Significance of 3mod4 in squares and square roots mod n?

Question

Why do most literature while discussing squares or square root modulo a prime P, consider P to be congruent to 3 mod 4?

Answer 1

If $p \equiv 3 \pmod{4}$ then $p + 1$ is divisible by 4. If we want to take the square root of $a$ mod $p$ then:

$$\left ( \pm a^{\frac{p + 1}{4}} \right)^2 \equiv a^{\frac{p + 1}{2}} \equiv a^{\frac{p - 1 + 2}{2}} \equiv a^{\frac{p - 1}{2} + 1} \equiv a^{\frac{p - 1}{2}} \cdot a \pmod{p}$$

But since $a$ was chosen to be a quadratic residue (otherwise it has no square roots) it follows that: $$a^{\frac{p - 1}{2}} \equiv 1 \pmod{p}$$ And hence the two square roots of $a$ modulo $p$ can in this case be very easily computed as: $$\pm a^{\frac{p + 1}{4}}$$ Unlike the case for $p \equiv 1 \pmod{4}$ which requires more work to find the square roots of $a$ mod $p$. It is still possible, of course, just a bit more involved (e.g. see the Tonelli-Shanks algorithm).

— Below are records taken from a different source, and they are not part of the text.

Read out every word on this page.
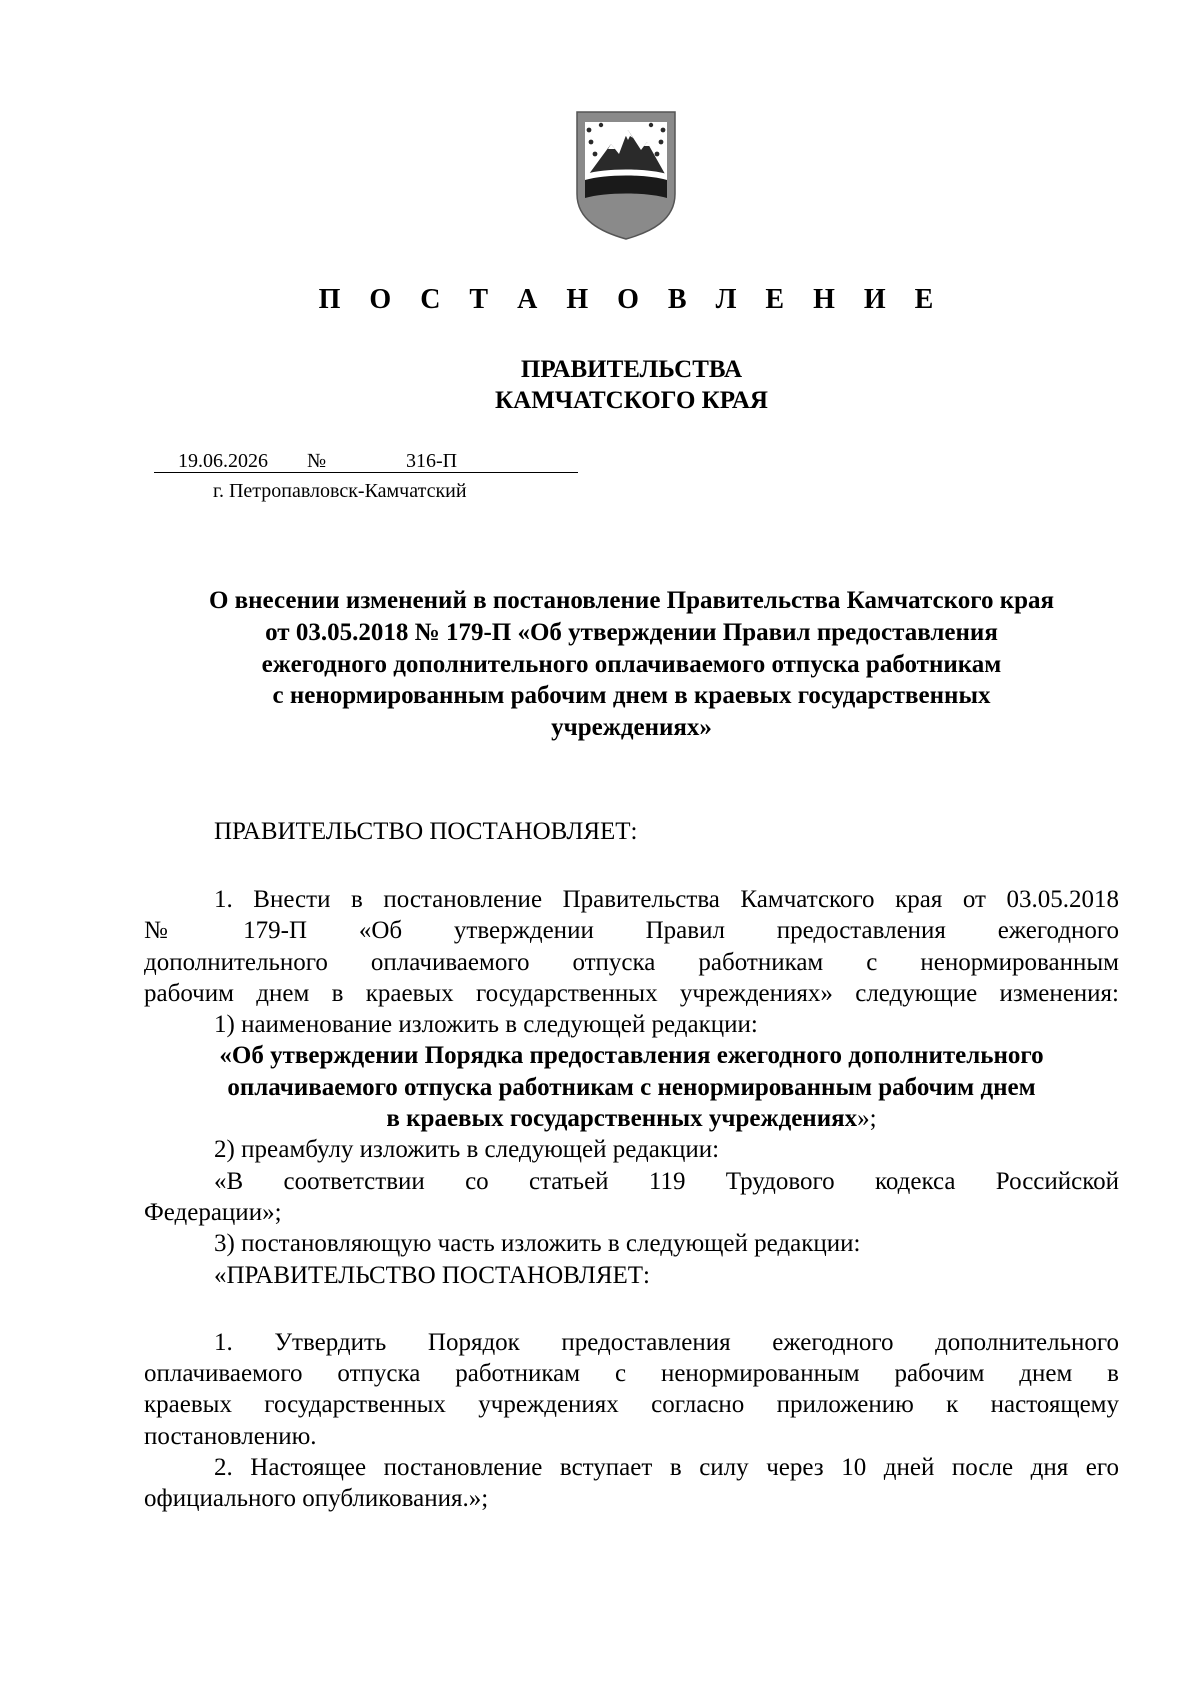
П О С Т А Н О В Л Е Н И Е
ПРАВИТЕЛЬСТВА
КАМЧАТСКОГО КРАЯ
19.06.2026 №	316-П
г. Петропавловск-Камчатский
О внесении изменений в постановление Правительства Камчатского края
от 03.05.2018 № 179-П «Об утверждении Правил предоставления
ежегодного дополнительного оплачиваемого отпуска работникам
с ненормированным рабочим днем в краевых государственных
учреждениях»

ПРАВИТЕЛЬСТВО ПОСТАНОВЛЯЕТ:

1. Внести в постановление Правительства Камчатского края от 03.05.2018

№ 179-П «Об утверждении Правил предоставления ежегодного

дополнительного оплачиваемого отпуска работникам с ненормированным

рабочим днем в краевых государственных учреждениях» следующие изменения:

1) наименование изложить в следующей редакции:

«Об утверждении Порядка предоставления ежегодного дополнительного

оплачиваемого отпуска работникам с ненормированным рабочим днем

в краевых государственных учреждениях»;

2) преамбулу изложить в следующей редакции:

«В соответствии со статьей 119 Трудового кодекса Российской

Федерации»;

3) постановляющую часть изложить в следующей редакции:

«ПРАВИТЕЛЬСТВО ПОСТАНОВЛЯЕТ:

1. Утвердить Порядок предоставления ежегодного дополнительного

оплачиваемого отпуска работникам с ненормированным рабочим днем в

краевых государственных учреждениях согласно приложению к настоящему

постановлению.

2. Настоящее постановление вступает в силу через 10 дней после дня его

официального опубликования.»;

So that could be one possibility. Another possibility is to observe that $p \equiv 3 \pmod{4}$ simply means that $p - 1$ is only divided once by 2, which might be a requirement or a desirable attribute in many contexts.

Answer 2

When $p \equiv 3 \pmod 4$ then $-1$ is a non-square modulo $p$. This implies that amongst the two square roots of a quadratic residue modulo $p$, one is itself a quadratic residue modulo $p$.